There’s a fine line between toxic positivity and joyous alignment. My barely verbal cancer kid showed me how to walk it.
Recently, while buying a lottery ticket, I remembered reading that big jackpot winners often report lower levels of happiness five years out.
Meanwhile, I have heard story after story about people who receive a terminal or life threatening diagnosis and end up calling it the best thing that ever happened to them.
It made me wonder… Do we actually know what we want? What would truly lead us to happier lives?
This took me back to a memory from about six weeks after River’s original diagnosis. She had been on chemo for over a month and we had just gotten out of the hospital a few days before. River still wasn’t walking.
She was 17 months old and had started walking at 11 months, but had stopped about a week before her diagnosis. They told me that there was pressure on her hip joint from the impacted bone marrow, crowded with rapidly multiplying blast cells, and that this was making her unwilling to bear weight on her hip without support. It had now been eight weeks since she’d taken a step on her own.
She was standing at the coffee table, playing with her latest “Spencer’s Treasures” toys (the box of donated fast food toys that the hospital kids get to choose a prize from after each procedure).
I was across the room, sitting crosslegged in front of the fireplace, going through the mail that had accumulated in our absence. There was a package from an organization my mom had found that sent free resources to families of pediatric cancer patients.
I started flipping through a book called Faces of Hope. There were full photo spreads on every page – picture after picture of smiling bald kids surrounded by their smiling families. One page had a quote pasted across it that said “Cancer was the best thing that ever happened to us”
Instantly, I felt enraged. How dare these people try to invalidate my agony with toxic positivity. “The best thing that ever happened to you!? Why would you even SAY that!!?”
Then I burst into tears, realizing that very soon, my sweet beautiful baby would look bald and sick like these kids. How could this be happening to us!!?
For several moments the desperation took me again, like it had many times in the past two months. Waves of grief, fear, and terror – a level of darkness, depression, and despair that I did not know how to survive.
Then, through my sobs, I heard a tiny voice from across the room.
“Mama cry?” she asked. She had stopped playing and was standing at the edge of the coffee table, looking at me with wide, concerned eyes.
“Mama cry?” she asked again, cocking her head at an angle, confused by my big emotions.
Then, without any hesitation, she released the coffee table, confidently toddled the 15 or 20 steps to reach me by the fireplace, flung her little arms around my neck, and whispered “Mama Cry.
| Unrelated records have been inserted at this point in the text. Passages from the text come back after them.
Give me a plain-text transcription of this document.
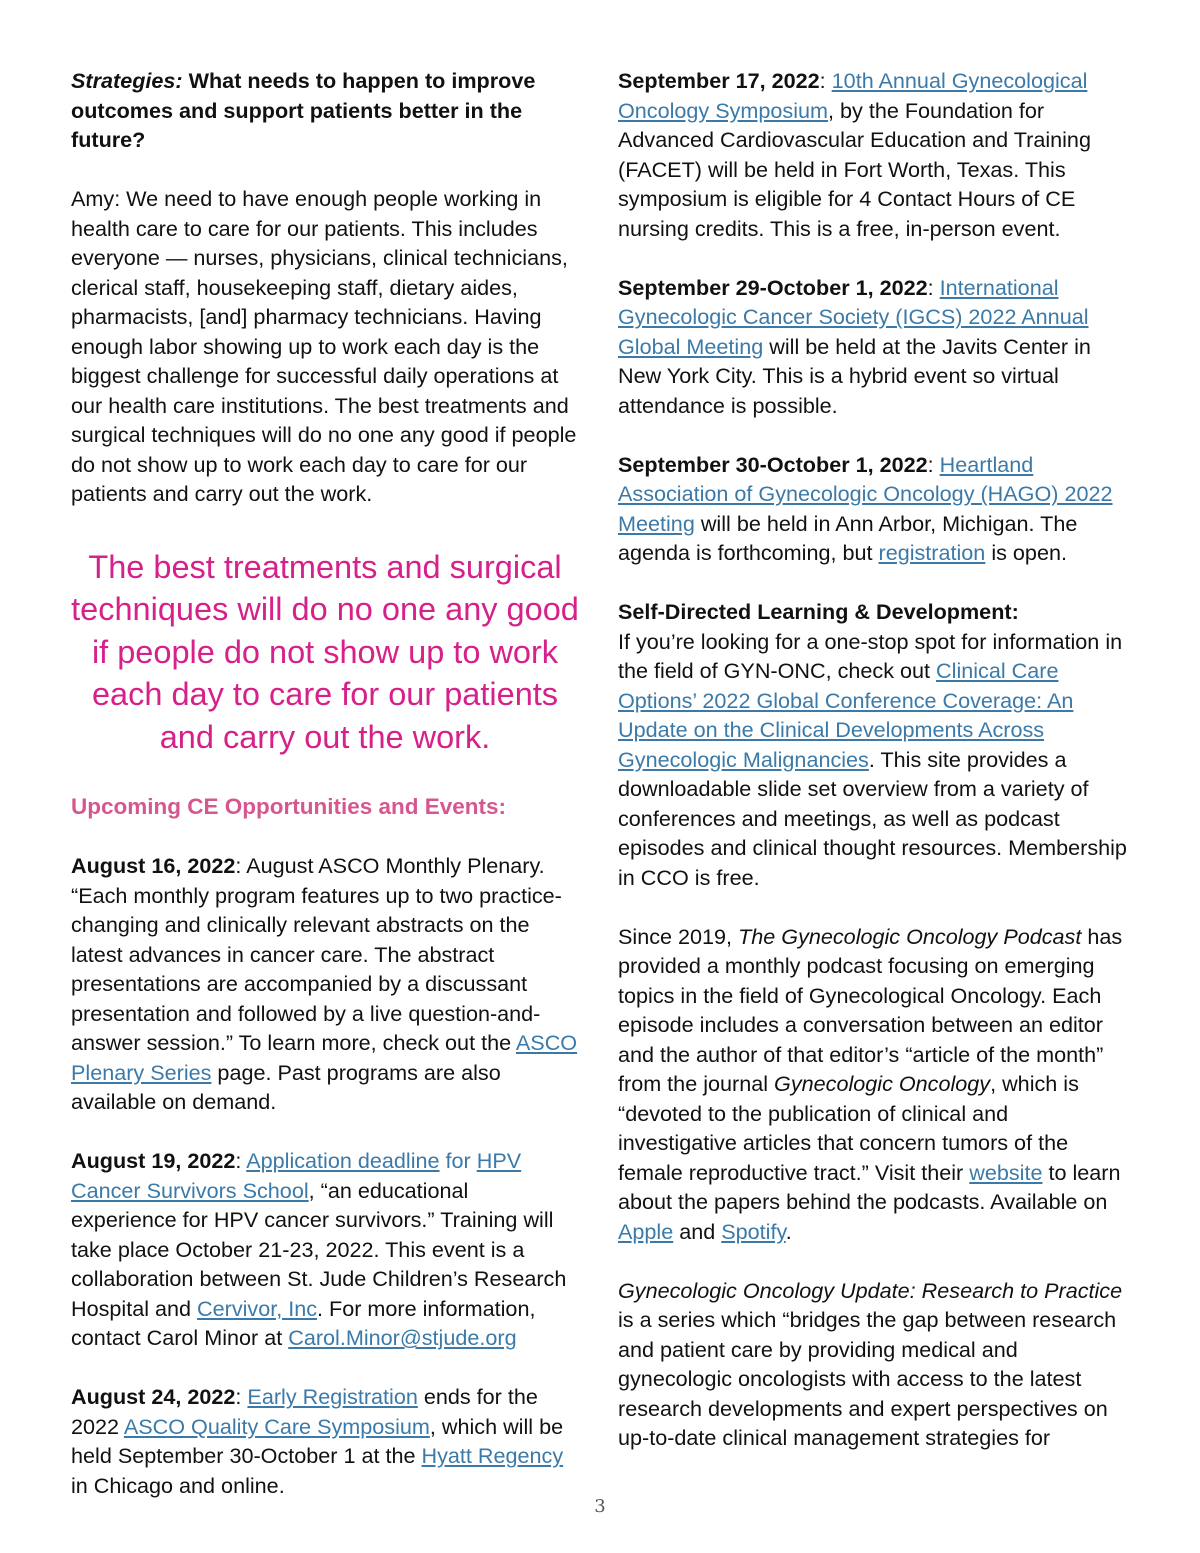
Strategies: What needs to happen to improve outcomes and support patients better in the future?

Amy: We need to have enough people working in health care to care for our patients. This includes everyone — nurses, physicians, clinical technicians, clerical staff, housekeeping staff, dietary aides, pharmacists, [and] pharmacy technicians. Having enough labor showing up to work each day is the biggest challenge for successful daily operations at our health care institutions. The best treatments and surgical techniques will do no one any good if people do not show up to work each day to care for our patients and carry out the work.

The best treatments and surgical techniques will do no one any good if people do not show up to work each day to care for our patients and carry out the work.

Upcoming CE Opportunities and Events:

August 16, 2022: August ASCO Monthly Plenary. “Each monthly program features up to two practice-changing and clinically relevant abstracts on the latest advances in cancer care. The abstract presentations are accompanied by a discussant presentation and followed by a live question-and-answer session.” To learn more, check out the ASCO Plenary Series page. Past programs are also available on demand.

August 19, 2022: Application deadline for HPV Cancer Survivors School, “an educational experience for HPV cancer survivors.” Training will take place October 21-23, 2022. This event is a collaboration between St. Jude Children’s Research Hospital and Cervivor, Inc. For more information, contact Carol Minor at Carol.Minor@stjude.org

August 24, 2022: Early Registration ends for the 2022 ASCO Quality Care Symposium, which will be held September 30-October 1 at the Hyatt Regency in Chicago and online.

September 17, 2022: 10th Annual Gynecological Oncology Symposium, by the Foundation for Advanced Cardiovascular Education and Training (FACET) will be held in Fort Worth, Texas. This symposium is eligible for 4 Contact Hours of CE nursing credits. This is a free, in-person event.

September 29-October 1, 2022: International Gynecologic Cancer Society (IGCS) 2022 Annual Global Meeting will be held at the Javits Center in New York City. This is a hybrid event so virtual attendance is possible.

September 30-October 1, 2022: Heartland Association of Gynecologic Oncology (HAGO) 2022 Meeting will be held in Ann Arbor, Michigan. The agenda is forthcoming, but registration is open.

Self-Directed Learning & Development:

If you’re looking for a one-stop spot for information in the field of GYN-ONC, check out Clinical Care Options’ 2022 Global Conference Coverage: An Update on the Clinical Developments Across Gynecologic Malignancies. This site provides a downloadable slide set overview from a variety of conferences and meetings, as well as podcast episodes and clinical thought resources. Membership in CCO is free.

Since 2019, The Gynecologic Oncology Podcast has provided a monthly podcast focusing on emerging topics in the field of Gynecological Oncology. Each episode includes a conversation between an editor and the author of that editor’s “article of the month” from the journal Gynecologic Oncology, which is “devoted to the publication of clinical and investigative articles that concern tumors of the female reproductive tract.” Visit their website to learn about the papers behind the podcasts. Available on Apple and Spotify.

Gynecologic Oncology Update: Research to Practice is a series which “bridges the gap between research and patient care by providing medical and gynecologic oncologists with access to the latest research developments and expert perspectives on up-to-date clinical management strategies for

3
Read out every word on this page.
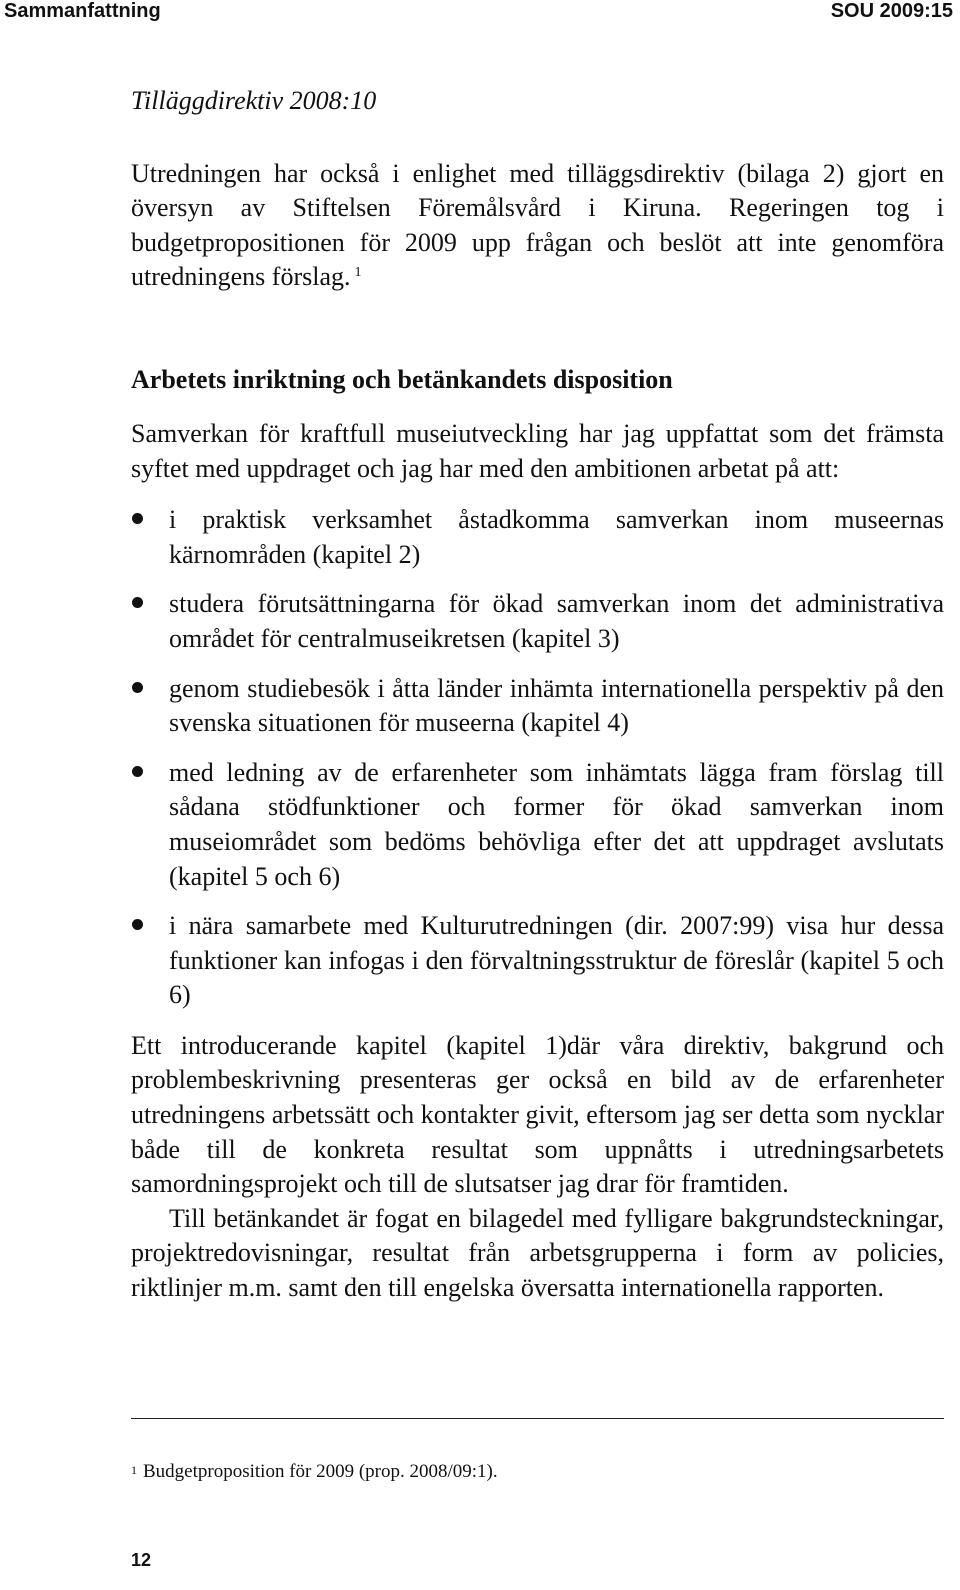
Sammanfattning	SOU 2009:15
Tilläggdirektiv 2008:10

Utredningen har också i enlighet med tilläggsdirektiv (bilaga 2) gjort en översyn av Stiftelsen Föremålsvård i Kiruna. Regeringen tog i budgetpropositionen för 2009 upp frågan och beslöt att inte genomföra utredningens förslag. $^1$

Arbetets inriktning och betänkandets disposition

Samverkan för kraftfull museiutveckling har jag uppfattat som det främsta syftet med uppdraget och jag har med den ambitionen arbetat på att:

i praktisk verksamhet åstadkomma samverkan inom museernas kärnområden (kapitel 2)
studera förutsättningarna för ökad samverkan inom det administrativa området för centralmuseikretsen (kapitel 3)
genom studiebesök i åtta länder inhämta internationella perspektiv på den svenska situationen för museerna (kapitel 4)
med ledning av de erfarenheter som inhämtats lägga fram förslag till sådana stödfunktioner och former för ökad samverkan inom museiområdet som bedöms behövliga efter det att uppdraget avslutats (kapitel 5 och 6)
i nära samarbete med Kulturutredningen (dir. 2007:99) visa hur dessa funktioner kan infogas i den förvaltningsstruktur de föreslår (kapitel 5 och 6)

Ett introducerande kapitel (kapitel 1)där våra direktiv, bakgrund och problembeskrivning presenteras ger också en bild av de erfarenheter utredningens arbetssätt och kontakter givit, eftersom jag ser detta som nycklar både till de konkreta resultat som uppnåtts i utredningsarbetets samordningsprojekt och till de slutsatser jag drar för framtiden.

Till betänkandet är fogat en bilagedel med fylligare bakgrundsteckningar, projektredovisningar, resultat från arbetsgrupperna i form av policies, riktlinjer m.m. samt den till engelska översatta internationella rapporten.

$^1$ Budgetproposition för 2009 (prop. 2008/09:1).
12
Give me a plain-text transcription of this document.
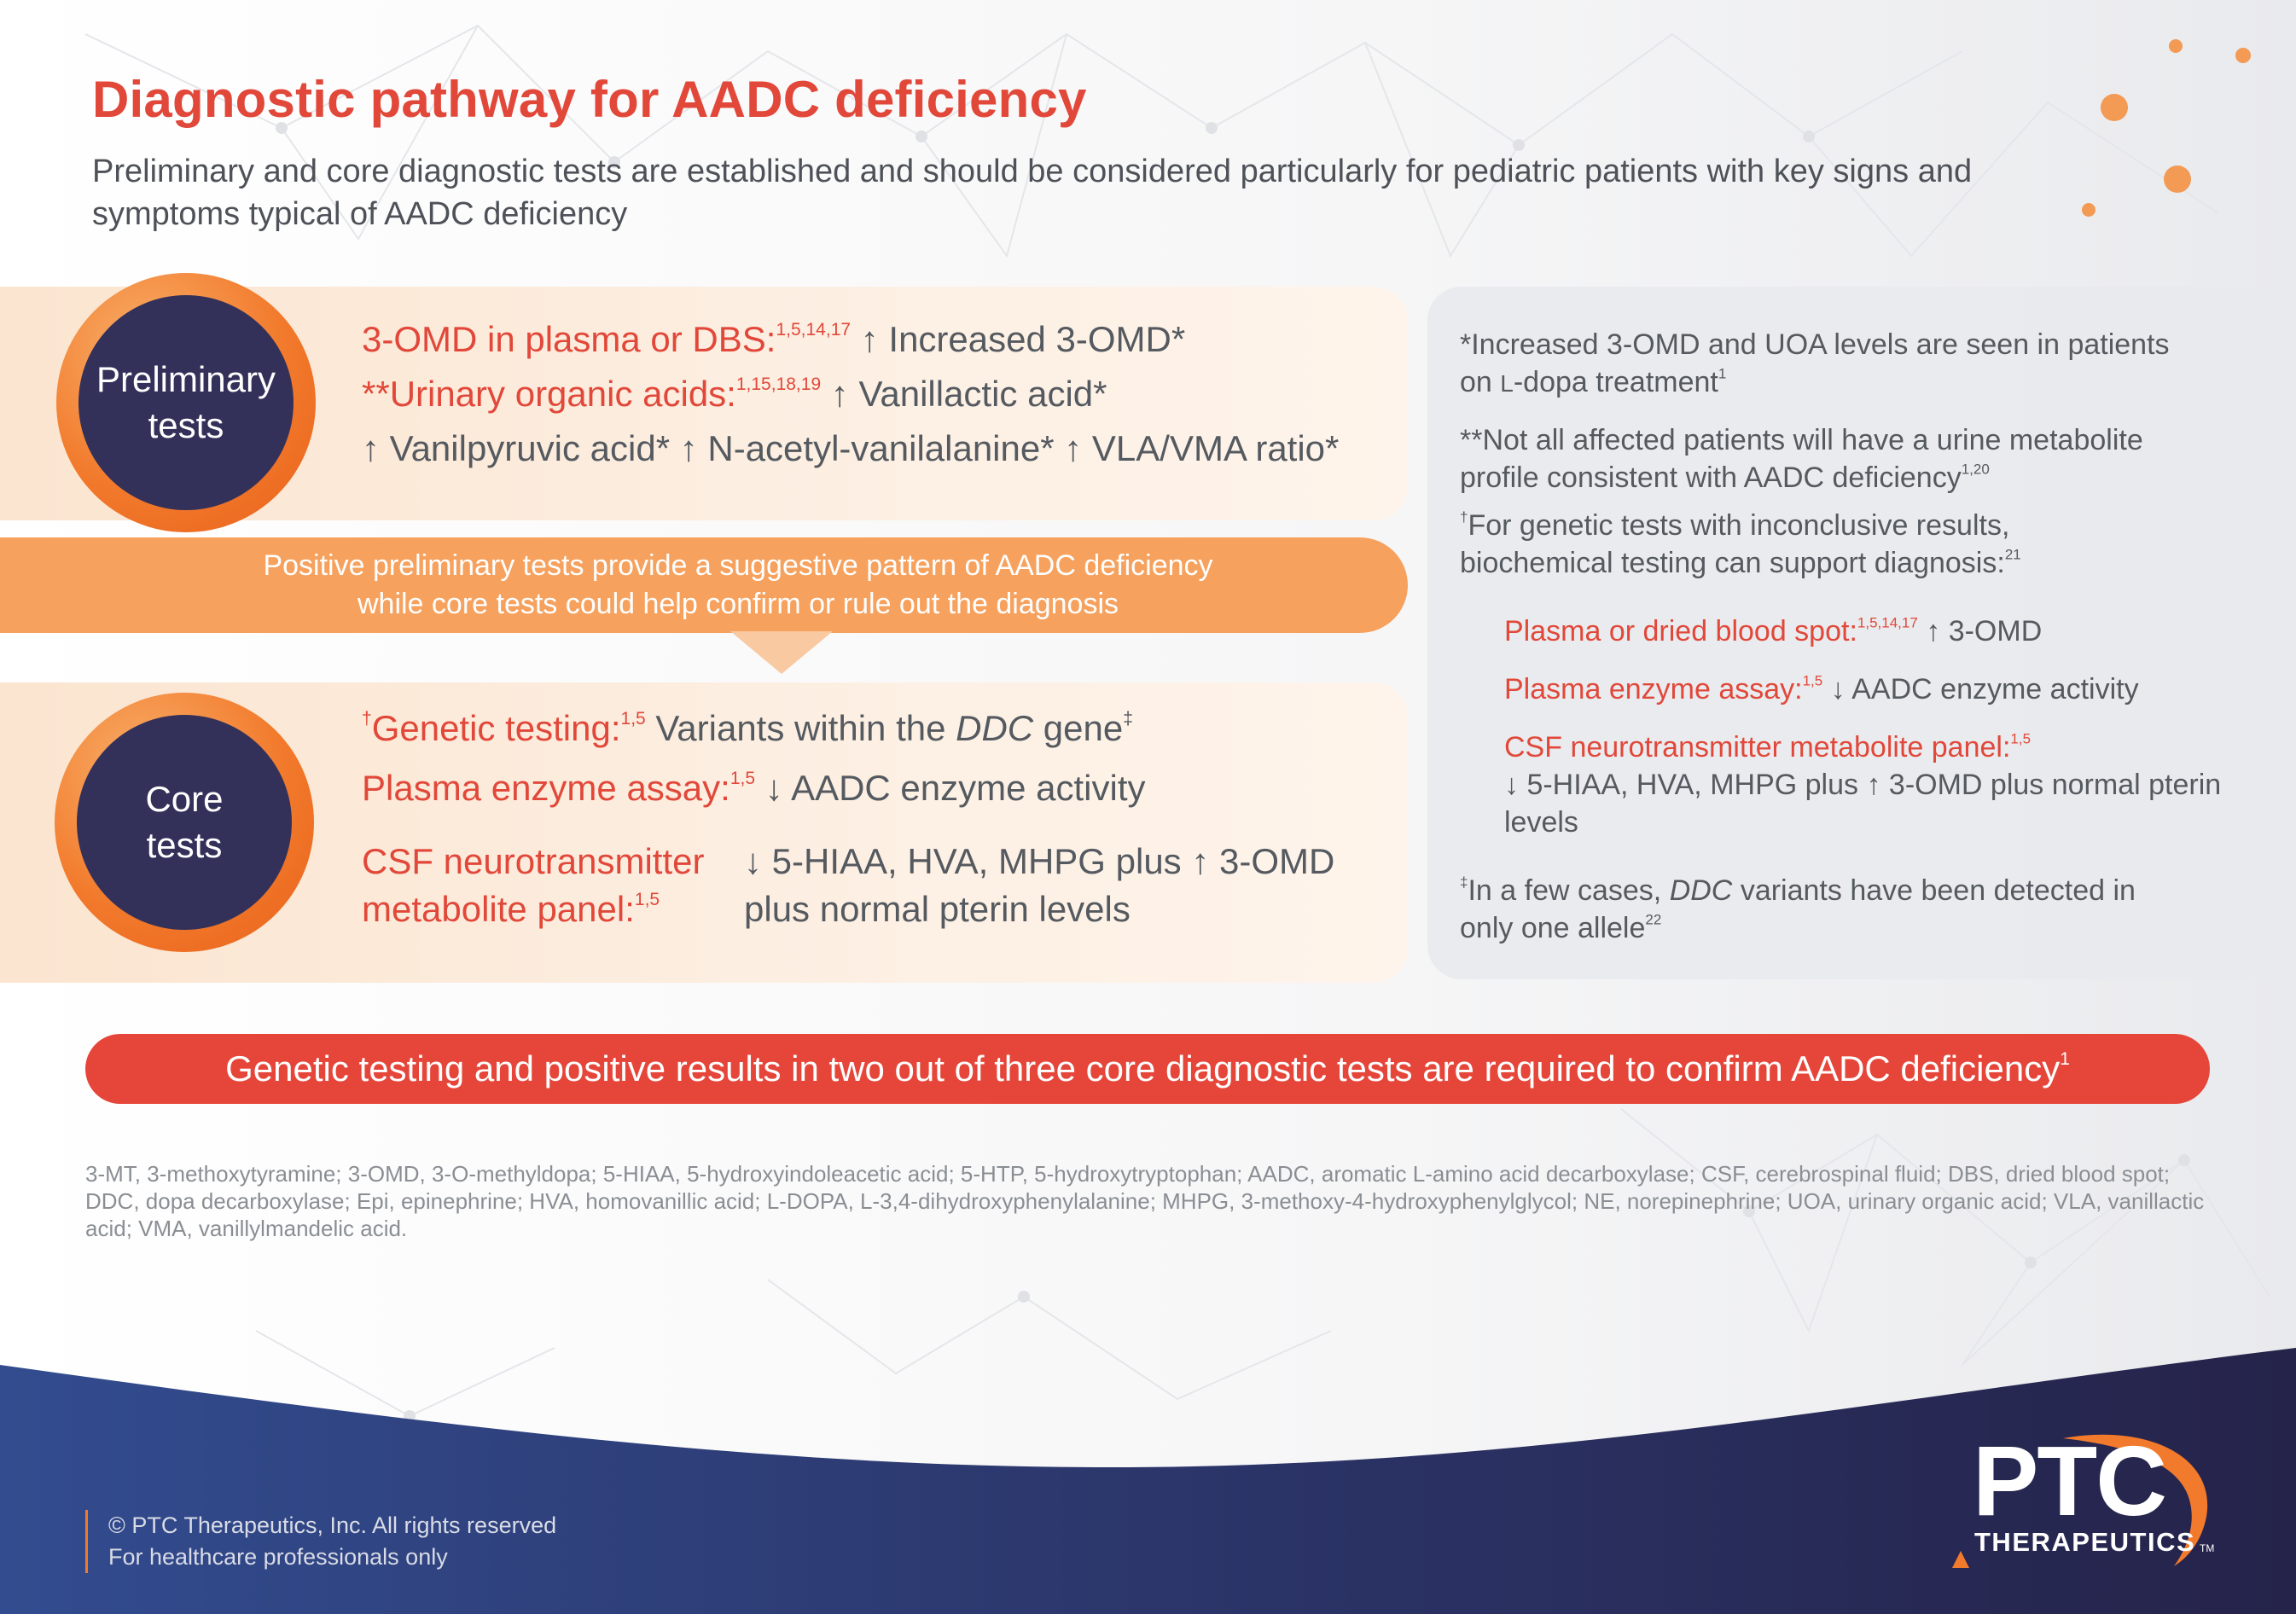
Diagnostic pathway for AADC deficiency
Preliminary and core diagnostic tests are established and should be considered particularly for pediatric patients with key signs and symptoms typical of AADC deficiency
Preliminary
tests
3-OMD in plasma or DBS:$^{1,5,14,17}$ ↑ Increased 3-OMD*
**Urinary organic acids:$^{1,15,18,19}$ ↑ Vanillactic acid*
↑ Vanilpyruvic acid* ↑ N-acetyl-vanilalanine* ↑ VLA/VMA ratio*
Positive preliminary tests provide a suggestive pattern of AADC deficiency
while core tests could help confirm or rule out the diagnosis
Core
tests
†Genetic testing:$^{1,5}$ Variants within the DDC gene‡
Plasma enzyme assay:$^{1,5}$ ↓ AADC enzyme activity
CSF neurotransmitter
metabolite panel:$^{1,5}$
↓ 5-HIAA, HVA, MHPG plus ↑ 3-OMD
plus normal pterin levels
*Increased 3-OMD and UOA levels are seen in patients on L-dopa treatment$^1$
**Not all affected patients will have a urine metabolite profile consistent with AADC deficiency$^{1,20}$
†For genetic tests with inconclusive results, biochemical testing can support diagnosis:$^{21}$
Plasma or dried blood spot:$^{1,5,14,17}$ ↑ 3-OMD
Plasma enzyme assay:$^{1,5}$ ↓ AADC enzyme activity
CSF neurotransmitter metabolite panel:$^{1,5}$
↓ 5-HIAA, HVA, MHPG plus ↑ 3-OMD plus normal pterin levels
‡In a few cases, DDC variants have been detected in only one allele$^{22}$
Genetic testing and positive results in two out of three core diagnostic tests are required to confirm AADC deficiency$^1$
3-MT, 3-methoxytyramine; 3-OMD, 3-O-methyldopa; 5-HIAA, 5-hydroxyindoleacetic acid; 5-HTP, 5-hydroxytryptophan; AADC, aromatic L-amino acid decarboxylase; CSF, cerebrospinal fluid; DBS, dried blood spot; DDC, dopa decarboxylase; Epi, epinephrine; HVA, homovanillic acid; L-DOPA, L-3,4-dihydroxyphenylalanine; MHPG, 3-methoxy-4-hydroxyphenylglycol; NE, norepinephrine; UOA, urinary organic acid; VLA, vanillactic acid; VMA, vanillylmandelic acid.
© PTC Therapeutics, Inc. All rights reserved
For healthcare professionals only
PTC
THERAPEUTICS TM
Hug.” And squeezed me tight.
For a moment, everything in me broke with every possible human emotion.
And then, deep inside me, something roared to life.
“Oh FUCK NO!!”
“We are NOT going through this nightmare with this tiny cancer-ridden being feeling like she has to be the one to comfort ME. I don’t know how we’re going to get through this but it’s NOT going to be like this.”
I swooped up my little miracle, hugged her back, and let only the salve of her love and the relief in her long-awaited steps reach my heart. Suddenly the tears were gone. Without repression. Without dissociation.
I was just in that moment with her. Alive, walking, and loving.
And from that day on, I did my best to show up for each day through the cancer journey with at least as much joy and optimism as River.
Not because I had to. Not by masking. But by choosing to stay present with her. My precious, not-even-yet-two-year-old, who had no idea we were in crisis.
Months later, when she had more words, she would sometimes ask me questions that started with “Mommy, when you were little and you were going through cancer did you….”
For so long she had no idea that what she was living through was extraordinary. She had no voice in her mind saying “Why!? How could this be happening to us!!?”
So she just lived her life.
She still threw up from the chemo and screamed through the needles and was terrified of the sleepy meds.
But after each difficult procedure or hard day, she’d be ready for the next new moment.
OK, now what? Is it time to order room service? Can we watch Winnie the Pooh again? Should I bring my stuffed bunnies to show the nurses this time? Are the pet therapy dogs coming today? All asked with all the clarity and confidence she could pack into her adorable one-to-two sentences.
And so that’s what we did. Chemo and then cartoons. Sleepy meds and then Spencer’s Treasures. Lumbar punctures and then movie nights with chocolate and popcorn.
I still took time to cry and scream into the void when I needed to. And then I came back to the next new moment with her.
When you’re one and a half you can just live the life in front of you and naturally find the joy in it. My tiny light bringer taught me how to choose joy again at any age. Without toxic positivity. Without denial. Without bypassing.
Maybe cancer isn’t the best thing that ever happened to me, but it was definitely the doorway to a lot of the best things.
And honestly, I do think it did more for me than winning millions would have.
But here I am, still buying lottery tickets and postponing my mammogram.